将循环的停止点改为32,并相应地调整减法和空终止字节的设置。
void Convert_Number_To_Binary(const int num,char *binary) {
//Start from binary[0] and check if num is divisible by 2^ith power by shifting
for(int i = 0; i < 32; i++) {
int shift = num >> i; //shift the current bit value of remainder i bits
printf("i: %d, %d \n", i, (shift) );
//If shift is greater than 0, then remainder is divisible by 2^i
if( (shift & 1) > 0) {
binary[32-i-1] = '1';
}
else
binary[32-i-1] = '0';
//printf("i:%d, 32-i-1:%d\n", i, (32-i-1));
}
//printf("%c, %c", binary[0], binary[31]);
binary[32] = '[=11=]';
}
我目前正在编写一个 C 函数,它从用户那里获取一个数字并将其转换为二进制输出。

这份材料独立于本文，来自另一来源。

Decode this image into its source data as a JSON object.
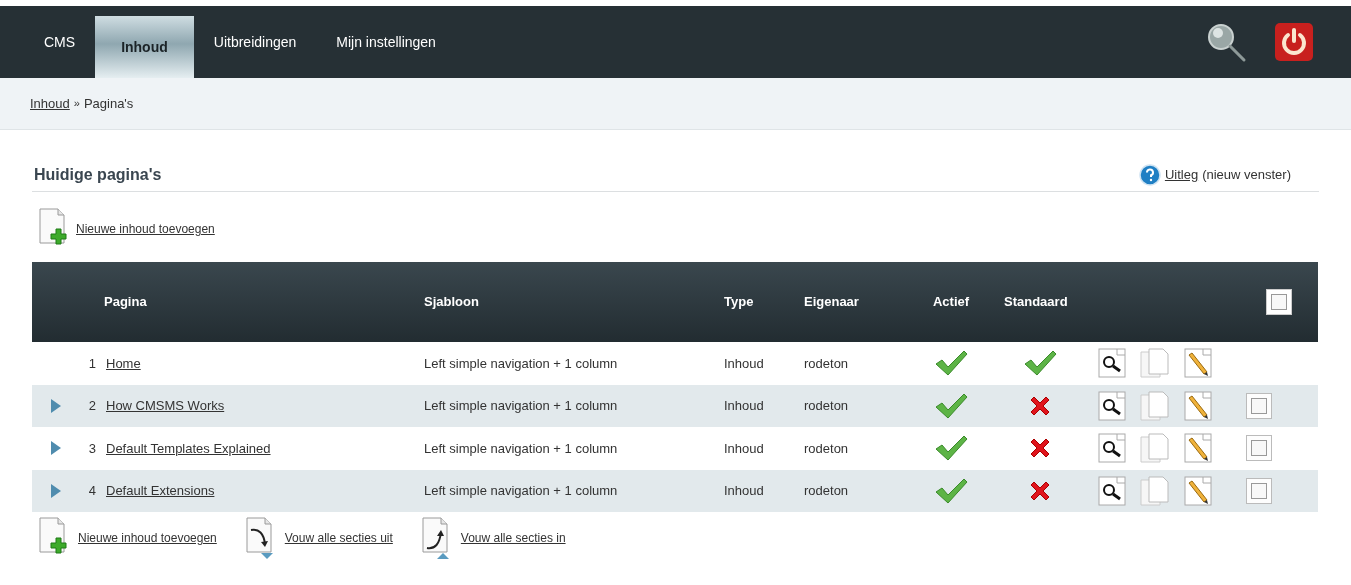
{
  "nav": {
    "tabs": [
      {
        "label": "CMS",
        "selected": false
      },
      {
        "label": "Inhoud",
        "selected": true
      },
      {
        "label": "Uitbreidingen",
        "selected": false
      },
      {
        "label": "Mijn instellingen",
        "selected": false
      }
    ]
  },
  "breadcrumb": {
    "link": "Inhoud",
    "separator": "»",
    "current": "Pagina's"
  },
  "heading": "Huidige pagina's",
  "help": {
    "link": "Uitleg",
    "note": "(nieuw venster)"
  },
  "add_link": "Nieuwe inhoud toevoegen",
  "table": {
    "columns": [
      "Pagina",
      "Sjabloon",
      "Type",
      "Eigenaar",
      "Actief",
      "Standaard"
    ],
    "select_all": {
      "checked": false
    },
    "rows": [
      {
        "number": "1",
        "title": "Home",
        "template": "Left simple navigation + 1 column",
        "type": "Inhoud",
        "owner": "rodeton",
        "active": true,
        "default": true,
        "expandable": false
      },
      {
        "number": "2",
        "title": "How CMSMS Works",
        "template": "Left simple navigation + 1 column",
        "type": "Inhoud",
        "owner": "rodeton",
        "active": true,
        "default": false,
        "expandable": true,
        "checked": false
      },
      {
        "number": "3",
        "title": "Default Templates Explained",
        "template": "Left simple navigation + 1 column",
        "type": "Inhoud",
        "owner": "rodeton",
        "active": true,
        "default": false,
        "expandable": true,
        "checked": false
      },
      {
        "number": "4",
        "title": "Default Extensions",
        "template": "Left simple navigation + 1 column",
        "type": "Inhoud",
        "owner": "rodeton",
        "active": true,
        "default": false,
        "expandable": true,
        "checked": false
      }
    ]
  },
  "footer_links": [
    {
      "kind": "add",
      "label": "Nieuwe inhoud toevoegen"
    },
    {
      "kind": "expand",
      "label": "Vouw alle secties uit"
    },
    {
      "kind": "collapse",
      "label": "Vouw alle secties in"
    }
  ]
}
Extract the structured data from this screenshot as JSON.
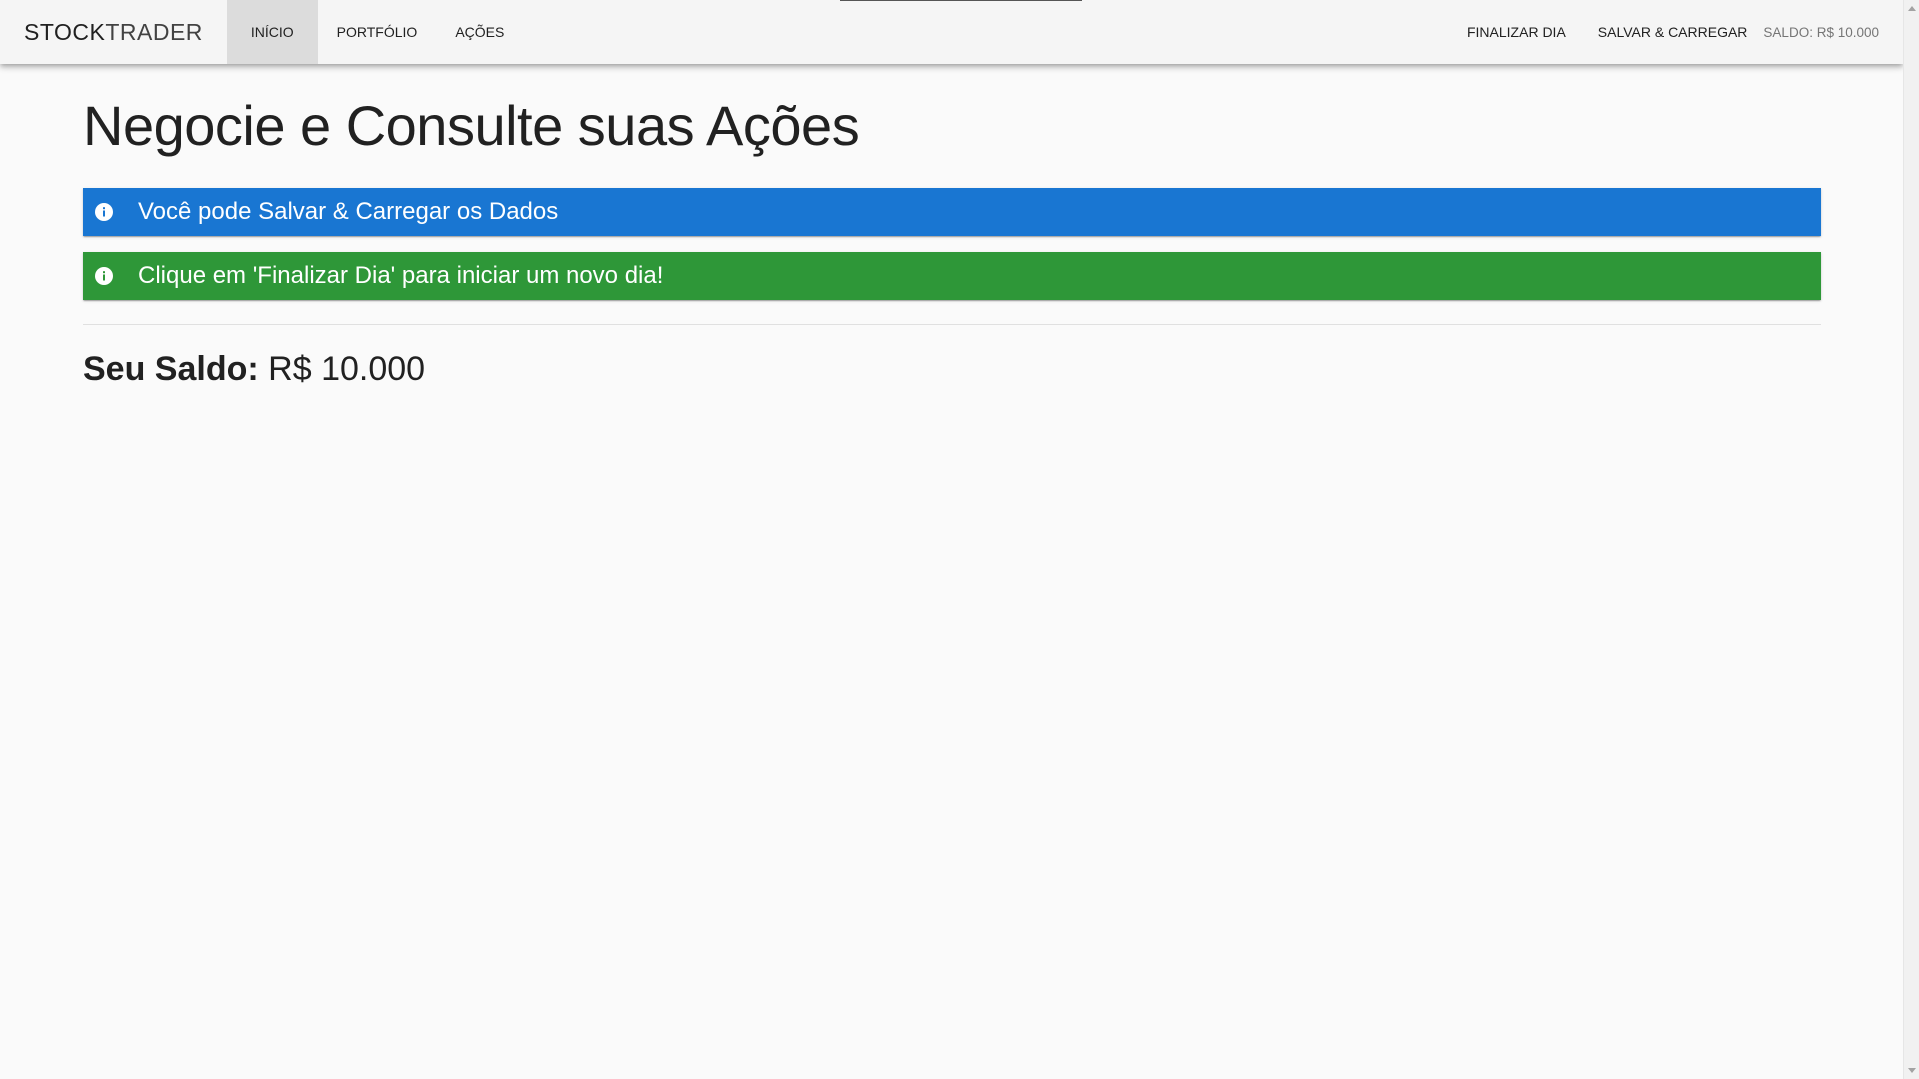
{
  "toolbar": {
    "brand_part1": "STOCK",
    "brand_part2": "TRADER",
    "nav": [
      {
        "label": "Início",
        "active": true
      },
      {
        "label": "Portfólio",
        "active": false
      },
      {
        "label": "Ações",
        "active": false
      }
    ],
    "end_day_label": "Finalizar Dia",
    "save_load_label": "Salvar & Carregar",
    "balance_label": "SALDO: R$ 10.000"
  },
  "main": {
    "title": "Negocie e Consulte suas Ações",
    "alerts": [
      {
        "type": "info",
        "text": "Você pode Salvar & Carregar os Dados",
        "icon": "info-icon"
      },
      {
        "type": "success",
        "text": "Clique em 'Finalizar Dia' para iniciar um novo dia!",
        "icon": "info-icon"
      }
    ],
    "balance_label": "Seu Saldo:",
    "balance_value": "R$ 10.000"
  },
  "colors": {
    "info": "#1976d2",
    "success": "#2e9738",
    "toolbar_bg": "#f5f5f5",
    "active_tab_bg": "#dcdcdc"
  }
}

首先,这是代码:
void Convert_Number_To_Binary(const int num,char *binary) {
double remainder = num;
//Start from binary[0] and check if num is divisible by 2^ith power by shifting
for(int i = 0; i < 33; i++) {
int shift = num >> i; //shift the current bit value of remainder i bits
printf("i: %d, %d \n", i, (shift) );
//If shift is greater than 0, then remainder is divisible by 2^i
if( (shift & 1) > 0) {
binary[32-i] = '1';
}
else
binary[32-i] = '0';
//printf("i:%d, 32-i:%d\n", i, (32-i));
}
//printf("%c, %c", binary[0], binary[31]);
binary[33] = '[=10=]';
}
代码大部分工作正常,除了当我输入奇数(例如:17)时,我在最重要的位置得到一个:
num = 17 binary = 100000000000000000000000000010001
偶数前的“1”不出现:
num = 16 binary = 000000000000000000000000000010000
我 运行 在一台远程 32 位 linux 机器上,这可能是原因吗?
您应该首先将 int 转换为 unsigned int,这将强制为 MSB 填充 0。
像这样:
unsigned int shift = (unsigned int)num >> i;
您正在创建一个 33 位二进制字符串,而不是 32 位:
for(int i = 0; i < 33; i++) {
int shift = num >> i; //shift the current bit value of remainder i bits
假设 int 是 32 位宽,在循环的最后一次迭代中,您移动的量与您要移动的变量的大小相同。这样做会调用 undefined behavior. This is documented in section 6.5.7p3 of the C standard 关于移位运算符:
The integer promotions are performed on each of the operands. The type of the result is that of the promoted left operand. If the value of the right operand is negative or is greater than or equal to the width of the promoted left operand, the behavior is undefined.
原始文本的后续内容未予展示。